Desta maneira, o modelo hidrogeológico computacional, o qual será
descrito a seguir, foi implantado com base em um modelo hidrogeológico
conceitual, tendo como hipótese a existência de um único
corpo aqüífero na região em estudo.
5 - Modelo hidrogeológico computacional
O modelo hidrogeológico computacional do aqüífero do Bairro
Jardim Canadá e arredores, incluindo a jazida de ferro de Capão
Xavier, foi desenvolvido utilizando-se do pacote de simulação
computacional denominado VisualMODFLOW (Guiger, 1998). Trata-se de um modelo
com uma geometria tridimensional, estacionário no tempo, e com condições
de recarga relativas ao período chuvoso (de águas altas). A
malha de cálculo do modelo foi estruturada em 9 camadas de 50 metros
de espessura, distribuídas entre as cotas de 1.100 e 1.500 metros.
As camadas foram discretizadas com 74 linhas e 75 colunas entre os seguintes
intervalos de coordenadas (604.100 m - 608.900 m) UTM-E e (7.778.600 m - 7.783.800
m) UTM-N. Devido à excessiva heterogeneidade do meio, optou-se por
uma malha de células indeformadas no modelo, cujo objetivo foi possibilitar
uma melhor discretização das variações das unidades
hidroestratigráficas.
Os cenários relativos ao comportamento hidrodinâmico do sistema
hidrogeológico local foram simulados, nas condições atuais
e futuras, de acordo com o seguinte:
1) cenário interpretativo, representando a situação atual
do sistema de fluxo de água subterrânea, no período das
cheias (águas altas), calibrado tanto com os dados das cargas hidráulicas
medidas nos piezômetros e cisternas existentes na área de estudo,
bem como com as medidas de vazões de descarga das surgências
de águas subterrâneas existentes na bacia hidrográfica
do Córrego dos Fechos; e,
2) cenário preditivo, representando as possíveis condições
futuras do aqüífero do Bairro Jardim Canadá, no período
das cheias, decorrente do máximo rebaixamento do nível de água
subterrânea a ser imposto no sistema, na região da Jazida de
Capão Xavier, previsto para a sua fase final de lavra.
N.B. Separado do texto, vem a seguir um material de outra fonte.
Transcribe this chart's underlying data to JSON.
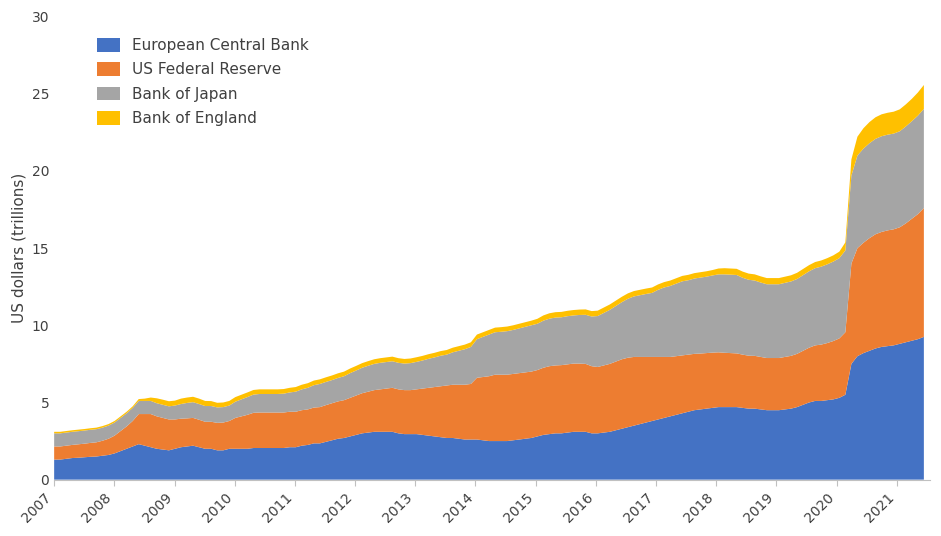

O cenário interpretativo mostrou que a região do Bairro Jardim
Canadá, definida por Alkmim (1996) como Altiplano Jardim Canadá,
funciona como uma área de recarga do sistema de fluxo de água
subterrânea em questão. A Bacia Hidrográfica do Córrego
dos Fechos, por sua vez, é a região de descarga deste sistema
de fluxo, fato bem representado através das surgências de águas
subterrâneas existentes nesta bacia. O modelo interpretativo foi finalmente
considerado calibrado quando os valores previstos de carga hidráulica
se aproximaram, o máximo possível, dos valores médios
observados em campo e quando as vazões simuladas no vertedouro do Córrego
dos Fechos refletiram os valores medidos das vazões. Nestas condições,
a vazão simulada no vertedouro do Córrego dos Fechos foi de
15.834 m3/dia enquanto que a vazão medida em 12/01/98 foi de 16.870
m3/dia (Rubio, 1998). No que diz respeito às medidas de cargas hidráulicas,
o modelo foi considerado calibrado quando o erro médio absoluto das
diferenças entre as cargas hidráulicas medidas e as cargas hidráulicas
simuladas atingiu o mínimo de 7,5 metros, aproximadamente.
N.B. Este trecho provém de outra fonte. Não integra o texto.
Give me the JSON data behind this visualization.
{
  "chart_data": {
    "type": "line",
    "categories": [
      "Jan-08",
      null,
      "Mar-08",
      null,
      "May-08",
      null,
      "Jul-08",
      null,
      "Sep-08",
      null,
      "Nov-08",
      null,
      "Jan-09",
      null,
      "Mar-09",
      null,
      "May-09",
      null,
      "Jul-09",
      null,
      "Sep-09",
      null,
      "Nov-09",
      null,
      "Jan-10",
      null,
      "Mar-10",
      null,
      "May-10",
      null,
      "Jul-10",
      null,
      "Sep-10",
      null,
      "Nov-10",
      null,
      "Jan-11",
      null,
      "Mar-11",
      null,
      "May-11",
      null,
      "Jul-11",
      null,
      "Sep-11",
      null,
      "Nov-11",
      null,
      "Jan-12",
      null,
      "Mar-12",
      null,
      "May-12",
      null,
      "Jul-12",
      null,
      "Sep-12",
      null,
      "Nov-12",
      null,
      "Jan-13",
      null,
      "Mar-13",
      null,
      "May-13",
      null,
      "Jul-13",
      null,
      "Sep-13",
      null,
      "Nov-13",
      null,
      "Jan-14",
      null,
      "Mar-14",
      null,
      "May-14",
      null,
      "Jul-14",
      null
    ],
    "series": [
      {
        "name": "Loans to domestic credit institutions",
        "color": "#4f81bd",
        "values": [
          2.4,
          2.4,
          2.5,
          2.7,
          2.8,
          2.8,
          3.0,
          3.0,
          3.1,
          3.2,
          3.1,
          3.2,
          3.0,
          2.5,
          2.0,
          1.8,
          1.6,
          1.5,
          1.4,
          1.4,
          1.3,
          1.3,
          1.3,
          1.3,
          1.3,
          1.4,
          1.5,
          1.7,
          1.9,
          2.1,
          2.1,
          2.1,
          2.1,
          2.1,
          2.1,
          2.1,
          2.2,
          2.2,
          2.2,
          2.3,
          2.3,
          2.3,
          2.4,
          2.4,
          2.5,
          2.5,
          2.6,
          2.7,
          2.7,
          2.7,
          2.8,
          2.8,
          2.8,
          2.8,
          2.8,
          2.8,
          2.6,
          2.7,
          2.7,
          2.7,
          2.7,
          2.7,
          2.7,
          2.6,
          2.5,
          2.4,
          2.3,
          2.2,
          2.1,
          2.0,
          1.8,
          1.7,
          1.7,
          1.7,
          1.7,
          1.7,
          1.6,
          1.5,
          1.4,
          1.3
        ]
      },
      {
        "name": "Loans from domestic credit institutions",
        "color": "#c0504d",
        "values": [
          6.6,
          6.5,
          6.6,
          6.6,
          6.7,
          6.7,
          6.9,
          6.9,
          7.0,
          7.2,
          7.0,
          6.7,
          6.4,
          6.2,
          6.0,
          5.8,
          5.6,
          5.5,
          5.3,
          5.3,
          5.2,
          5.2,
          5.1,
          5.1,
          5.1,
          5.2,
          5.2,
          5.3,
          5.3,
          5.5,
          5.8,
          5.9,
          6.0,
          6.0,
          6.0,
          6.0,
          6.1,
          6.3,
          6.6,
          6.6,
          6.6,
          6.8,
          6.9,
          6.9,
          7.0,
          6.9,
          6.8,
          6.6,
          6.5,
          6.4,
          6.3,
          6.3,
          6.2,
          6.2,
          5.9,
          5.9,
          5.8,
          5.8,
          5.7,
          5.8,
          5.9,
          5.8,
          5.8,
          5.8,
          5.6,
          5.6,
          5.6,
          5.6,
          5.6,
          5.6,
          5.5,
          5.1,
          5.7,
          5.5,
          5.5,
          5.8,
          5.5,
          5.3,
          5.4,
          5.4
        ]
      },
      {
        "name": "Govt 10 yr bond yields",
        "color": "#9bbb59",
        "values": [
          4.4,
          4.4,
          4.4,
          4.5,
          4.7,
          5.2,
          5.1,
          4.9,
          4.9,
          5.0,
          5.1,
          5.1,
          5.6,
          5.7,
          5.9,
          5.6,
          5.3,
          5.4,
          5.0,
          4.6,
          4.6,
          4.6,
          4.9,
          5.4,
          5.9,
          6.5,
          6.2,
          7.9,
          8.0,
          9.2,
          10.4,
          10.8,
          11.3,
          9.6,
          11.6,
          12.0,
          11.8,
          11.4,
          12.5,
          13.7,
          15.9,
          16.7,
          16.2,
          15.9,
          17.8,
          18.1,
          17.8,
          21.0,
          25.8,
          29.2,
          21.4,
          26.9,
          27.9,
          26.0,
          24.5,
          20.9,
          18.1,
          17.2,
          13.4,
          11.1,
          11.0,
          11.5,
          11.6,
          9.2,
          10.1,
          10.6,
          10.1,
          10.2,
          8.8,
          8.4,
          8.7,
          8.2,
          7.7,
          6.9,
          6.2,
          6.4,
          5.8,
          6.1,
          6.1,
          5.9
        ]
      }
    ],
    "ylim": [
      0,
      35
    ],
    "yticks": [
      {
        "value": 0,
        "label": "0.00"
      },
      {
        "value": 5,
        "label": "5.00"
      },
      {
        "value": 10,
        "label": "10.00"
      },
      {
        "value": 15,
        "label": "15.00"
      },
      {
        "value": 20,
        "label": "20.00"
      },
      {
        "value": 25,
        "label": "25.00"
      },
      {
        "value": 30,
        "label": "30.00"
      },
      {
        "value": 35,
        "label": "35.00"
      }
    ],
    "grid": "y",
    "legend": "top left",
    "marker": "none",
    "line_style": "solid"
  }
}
Após a calibração do modelo hidrogeológico computacional,
foi possível então desenvolver um cenário preditivo,
simulando o máximo rebaixamento futuro do nível de água
subterrânea a ser realizado na região da Jazida de Capão
Xavier. Os potenciais impactos hidrogeológicos resultantes deste cenário
preditivo serão descritos a seguir.
6 - Cenário futuro de máximo rebaixamento do nível d’água
na Mina de Capão Xavier
A jazida de ferro de Capão Xavier localiza-se imediatamente a norte
do Bairro Jardim Canadá . Para sua explotação será
necessário o rebaixamento do nível de água subterrânea
dentro de seus domínios até a cota de aproximadamente 1.165
metros, pois os projetos da futura mina consideram o encerramento das atividades
de lavra na cota de 1.170 metros (Rubio, 1996). Considerando que os atuais
níveis do lençol d’água na região da jazida
estão em média na cota de 1.340 metros, prevê-se um rebaixamento
total do lençol da ordem de 175 metros ao final das atividades de lavra.
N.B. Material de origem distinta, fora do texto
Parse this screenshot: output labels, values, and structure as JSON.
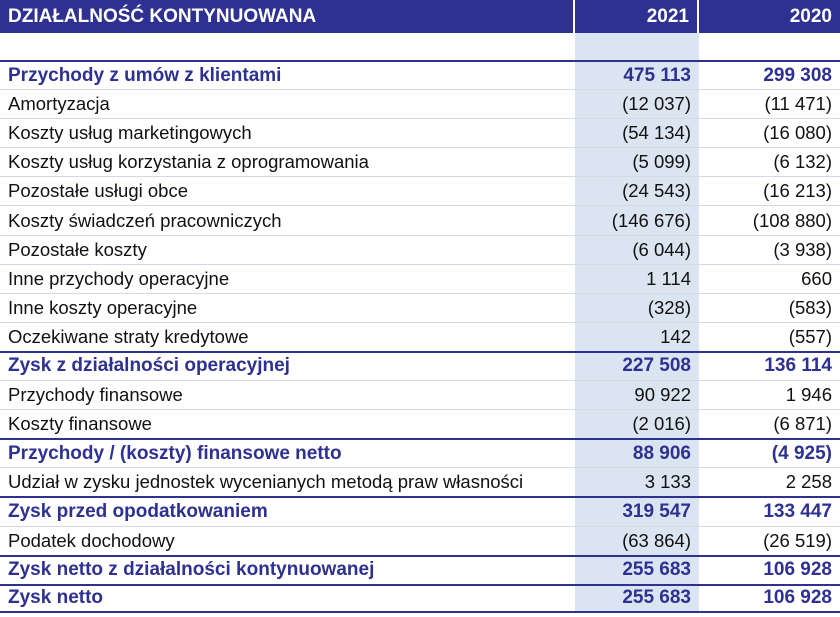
{
  "table": {
    "header": [
      "DZIAŁALNOŚĆ KONTYNUOWANA",
      "2021",
      "2020"
    ],
    "rows": [
      [
        "Przychody z umów z klientami",
        "475 113",
        "299 308"
      ],
      [
        "Amortyzacja",
        "(12 037)",
        "(11 471)"
      ],
      [
        "Koszty usług marketingowych",
        "(54 134)",
        "(16 080)"
      ],
      [
        "Koszty usług korzystania z oprogramowania",
        "(5 099)",
        "(6 132)"
      ],
      [
        "Pozostałe usługi obce",
        "(24 543)",
        "(16 213)"
      ],
      [
        "Koszty świadczeń pracowniczych",
        "(146 676)",
        "(108 880)"
      ],
      [
        "Pozostałe koszty",
        "(6 044)",
        "(3 938)"
      ],
      [
        "Inne przychody operacyjne",
        "1 114",
        "660"
      ],
      [
        "Inne koszty operacyjne",
        "(328)",
        "(583)"
      ],
      [
        "Oczekiwane straty kredytowe",
        "142",
        "(557)"
      ],
      [
        "Zysk z działalności operacyjnej",
        "227 508",
        "136 114"
      ],
      [
        "Przychody finansowe",
        "90 922",
        "1 946"
      ],
      [
        "Koszty finansowe",
        "(2 016)",
        "(6 871)"
      ],
      [
        "Przychody / (koszty) finansowe netto",
        "88 906",
        "(4 925)"
      ],
      [
        "Udział w zysku jednostek wycenianych metodą praw własności",
        "3 133",
        "2 258"
      ],
      [
        "Zysk przed opodatkowaniem",
        "319 547",
        "133 447"
      ],
      [
        "Podatek dochodowy",
        "(63 864)",
        "(26 519)"
      ],
      [
        "Zysk netto z działalności kontynuowanej",
        "255 683",
        "106 928"
      ],
      [
        "Zysk netto",
        "255 683",
        "106 928"
      ]
    ]
  }
}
Assim, a simulação deste cenário foi implementada através
da instalação de vários drenos posicionados no interior
da jazida, de tal forma que, na sua porção leste, as cargas
hidráulicas mínimas atingissem 1.165 metros e na porção
oeste as cargas hidráulicas mínimas atingissem 1.190 metros.
Tal fato considera uma profundidade de mineralização maior na
porção leste da jazida (Rubio, 1996). Neste cenário preditivo
de máximo rebaixamento, o modelo computacional previu uma vazão
total da ordem de 12.300 m3/dia nos drenos posicionados no interior da jazida,
o que corresponde à vazão total de bombeamento da água
subterrânea necessária para produzir o rebaixamento previsto.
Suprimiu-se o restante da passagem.